While using docker it is quite natural to feel like we are dealing with a virtual machine because we can install something in a container, it has an IP, file tree is different and whatnot. In reality, containers are just a mechanism that allows Linux processes to run with some degree of isolation and separation. Containers basically use few different primitives in Linux combined. By using Linux namespaces containers can make these happen.
What are namespaces? Namespaces are another Linux kernel primitive that can be used to control access and visibility of resources. Generally, when properties like names or permissions change, it is visible only within the namespace and it is not visible to the processes outside of it. So it makes it look like that the process has its own isolated copy of a given resource. Docker uses these properties of the namespace to provide isolation. Namespaces can map resources outside a namespace to a resource inside a namespace. Linux has at least 7 kinds of namespaces that cover different kinds of resources: Mount, UTS, IPC, PID, Network, User, Cgroup. Sometimes we these namespaces individually and sometimes we have to use them together because types like IPC, Cgroup, PID use file systems that need to be mounted. A name server does not stay open when there is no running process on it or a bind mount. That’s why a docker gets killed when the process inside it gets killed, it is because of how Linux System deals with its PID 1, which I am going to discuss later in this blog.
How would I find out the namespace of a process? We can find any information about a process by accessing the proc virtual file system. If we check carefully we should be able to find a directory called ns which contains symbolic links to the namespace. These symbolic link structures can provide us the information about the namespace type and inode number that the kernel uses. By comparing this inode number we can confirm if both of the processes are part of the same namespace or not.
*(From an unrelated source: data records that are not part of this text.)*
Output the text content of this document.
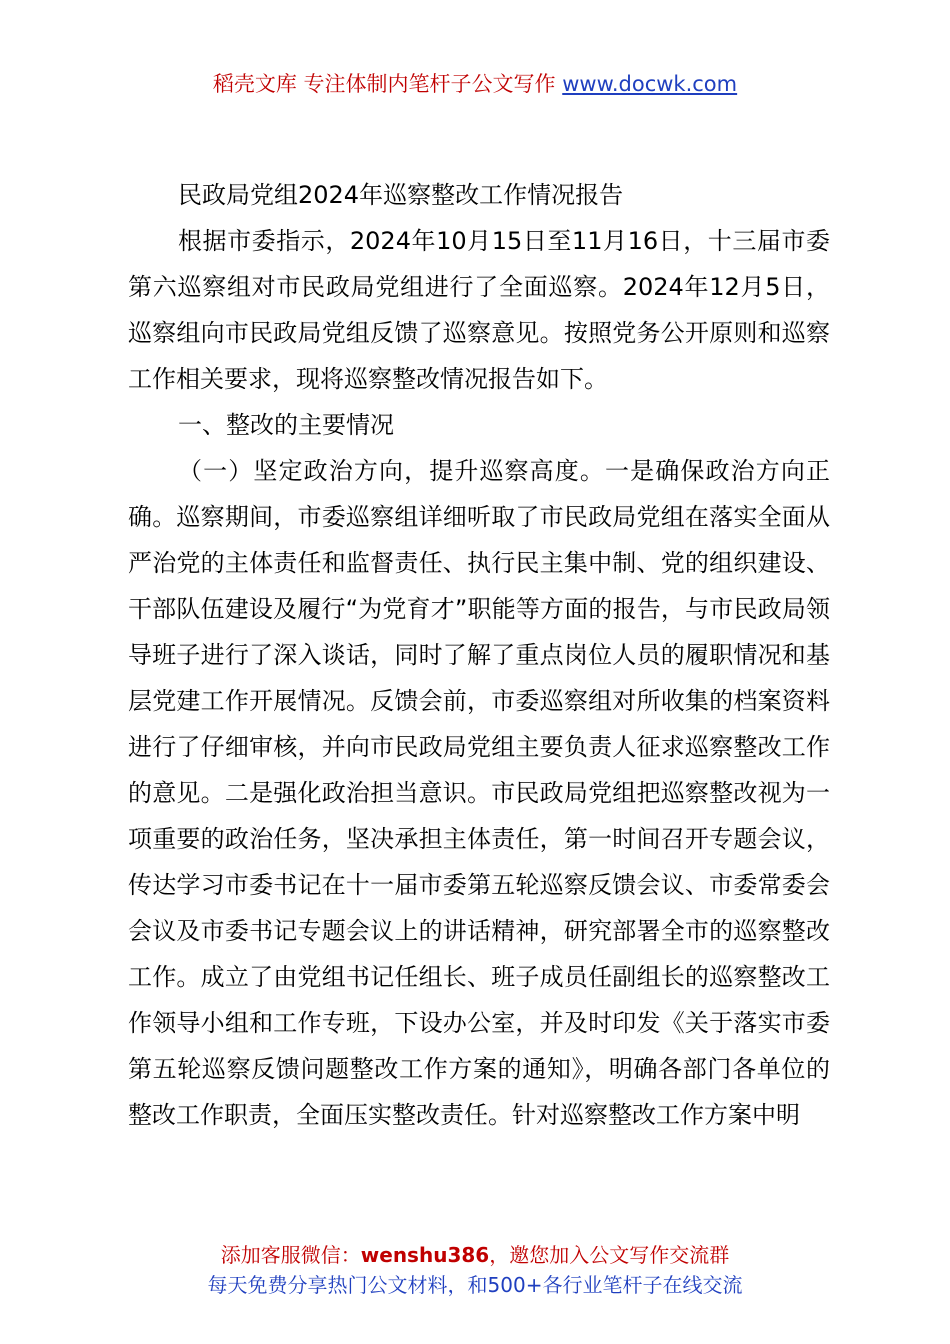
稻壳文库 专注体制内笔杆子公文写作 www.docwk.com

民政局党组2024年巡察整改工作情况报告

根据市委指示，2024年10月15日至11月16日，十三届市委第六巡察组对市民政局党组进行了全面巡察。2024年12月5日，巡察组向市民政局党组反馈了巡察意见。按照党务公开原则和巡察工作相关要求，现将巡察整改情况报告如下。

一、整改的主要情况

（一）坚定政治方向，提升巡察高度。一是确保政治方向正确。巡察期间，市委巡察组详细听取了市民政局党组在落实全面从严治党的主体责任和监督责任、执行民主集中制、党的组织建设、干部队伍建设及履行“为党育才”职能等方面的报告，与市民政局领导班子进行了深入谈话，同时了解了重点岗位人员的履职情况和基层党建工作开展情况。反馈会前，市委巡察组对所收集的档案资料进行了仔细审核，并向市民政局党组主要负责人征求巡察整改工作的意见。二是强化政治担当意识。市民政局党组把巡察整改视为一项重要的政治任务，坚决承担主体责任，第一时间召开专题会议，传达学习市委书记在十一届市委第五轮巡察反馈会议、市委常委会会议及市委书记专题会议上的讲话精神，研究部署全市的巡察整改工作。成立了由党组书记任组长、班子成员任副组长的巡察整改工作领导小组和工作专班，下设办公室，并及时印发《关于落实市委第五轮巡察反馈问题整改工作方案的通知》，明确各部门各单位的整改工作职责，全面压实整改责任。针对巡察整改工作方案中明

添加客服微信：wenshu386，邀您加入公文写作交流群
每天免费分享热门公文材料，和500+各行业笔杆子在线交流
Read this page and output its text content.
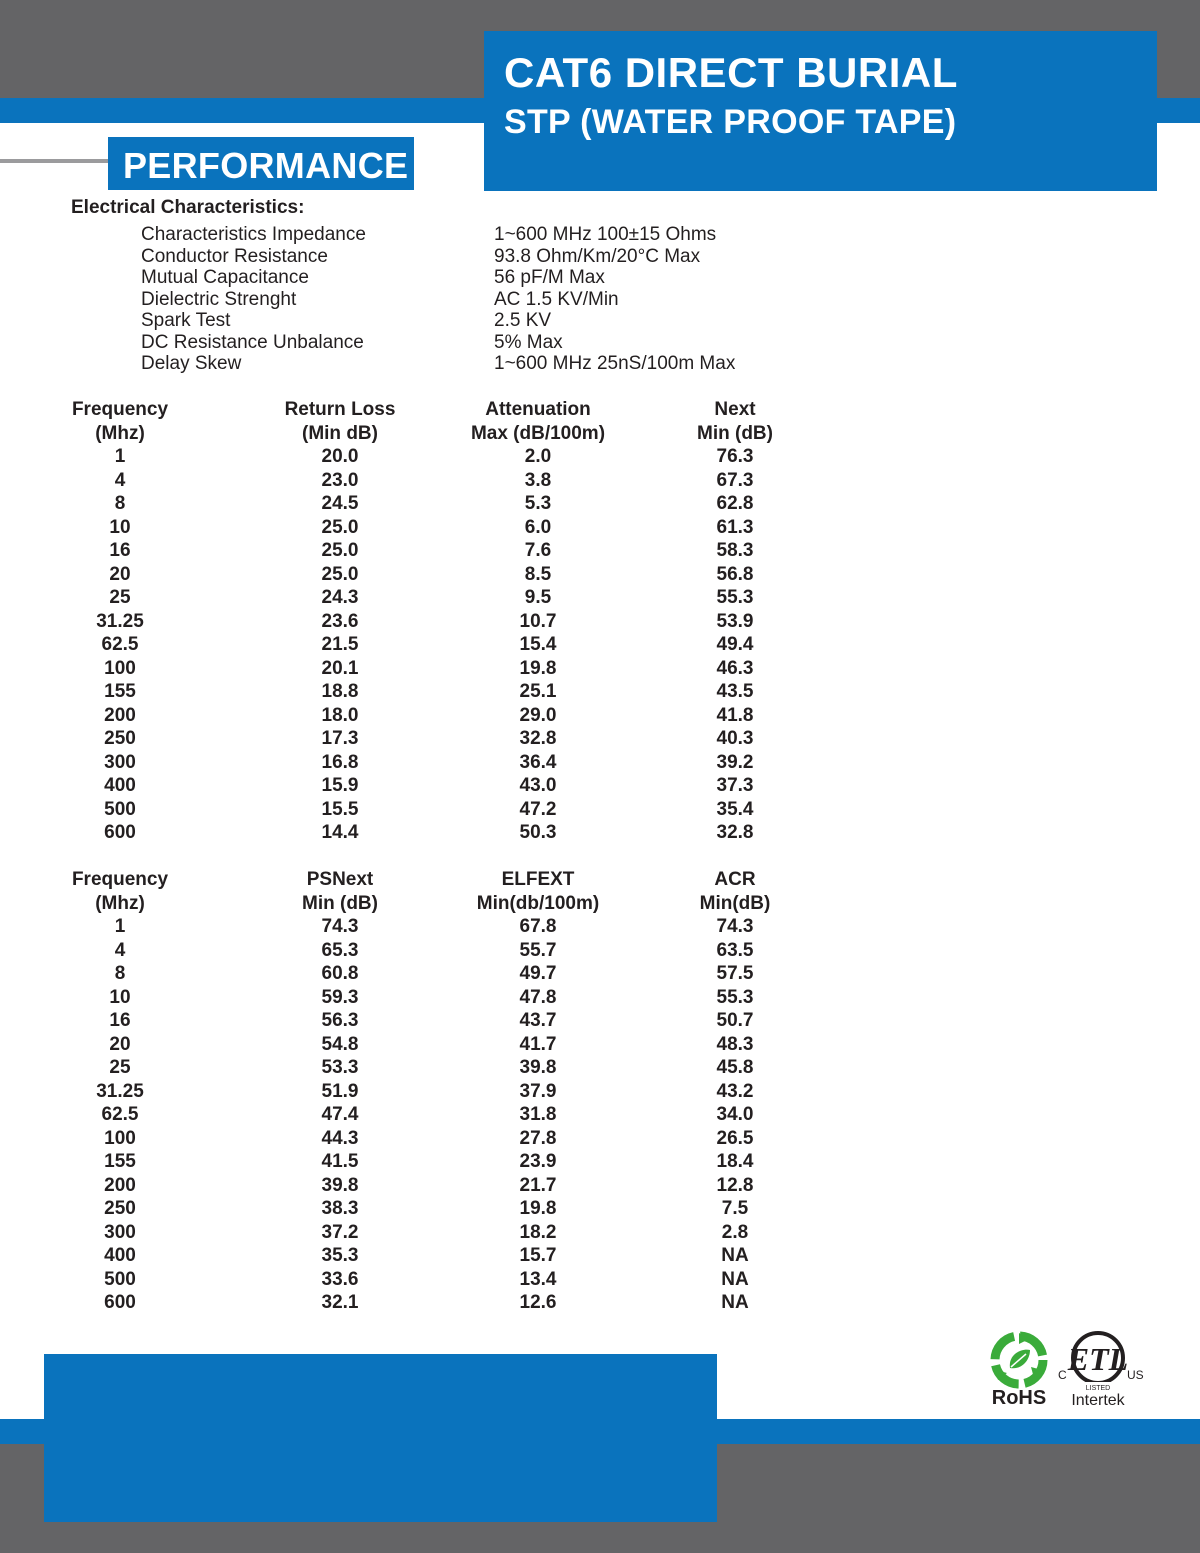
CAT6 DIRECT BURIAL
STP (WATER PROOF TAPE)
PERFORMANCE
Electrical Characteristics:
Characteristics Impedance	1~600 MHz 100±15 Ohms
Conductor Resistance	93.8 Ohm/Km/20°C Max
Mutual Capacitance	56 pF/M Max
Dielectric Strenght	AC 1.5 KV/Min
Spark Test	2.5 KV
DC Resistance Unbalance	5% Max
Delay Skew	1~600 MHz 25nS/100m Max
Frequency	Return Loss	Attenuation	Next
(Mhz)	(Min dB)	Max (dB/100m)	Min (dB)
1	20.0	2.0	76.3
4	23.0	3.8	67.3
8	24.5	5.3	62.8
10	25.0	6.0	61.3
16	25.0	7.6	58.3
20	25.0	8.5	56.8
25	24.3	9.5	55.3
31.25	23.6	10.7	53.9
62.5	21.5	15.4	49.4
100	20.1	19.8	46.3
155	18.8	25.1	43.5
200	18.0	29.0	41.8
250	17.3	32.8	40.3
300	16.8	36.4	39.2
400	15.9	43.0	37.3
500	15.5	47.2	35.4
600	14.4	50.3	32.8
Frequency	PSNext	ELFEXT	ACR
(Mhz)	Min (dB)	Min(db/100m)	Min(dB)
1	74.3	67.8	74.3
4	65.3	55.7	63.5
8	60.8	49.7	57.5
10	59.3	47.8	55.3
16	56.3	43.7	50.7
20	54.8	41.7	48.3
25	53.3	39.8	45.8
31.25	51.9	37.9	43.2
62.5	47.4	31.8	34.0
100	44.3	27.8	26.5
155	41.5	23.9	18.4
200	39.8	21.7	12.8
250	38.3	19.8	7.5
300	37.2	18.2	2.8
400	35.3	15.7	NA
500	33.6	13.4	NA
600	32.1	12.6	NA
RoHS
ETL
LISTED
C	US
Intertek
How can we use namespace? A set of Linux syscall is used to work with namespaces, most commonly clone, unshare, etc. Clone is a sort of more general version of the fork system call that allows us to create a new child process. It is controlled by a set of flags that we can if we want the new child process to be in some new namespaces and we want to move the process to move itself from one namespace that it is currently resident in, to another existing namespace. unshare supports the same flags as clone. unshare is a syscall that a running process can use to move into a new namespace. Namespaces automatically close when nothing is holding them open so it ceases to exist when the running process stops or kills. Creating a user namespace requires no privilege but for another namespace, it requires privilege. So time to time you will be needed to use sudo. We can use commands like setns, nsenter, and ip netns to switch or enter from one namespace to another namespace.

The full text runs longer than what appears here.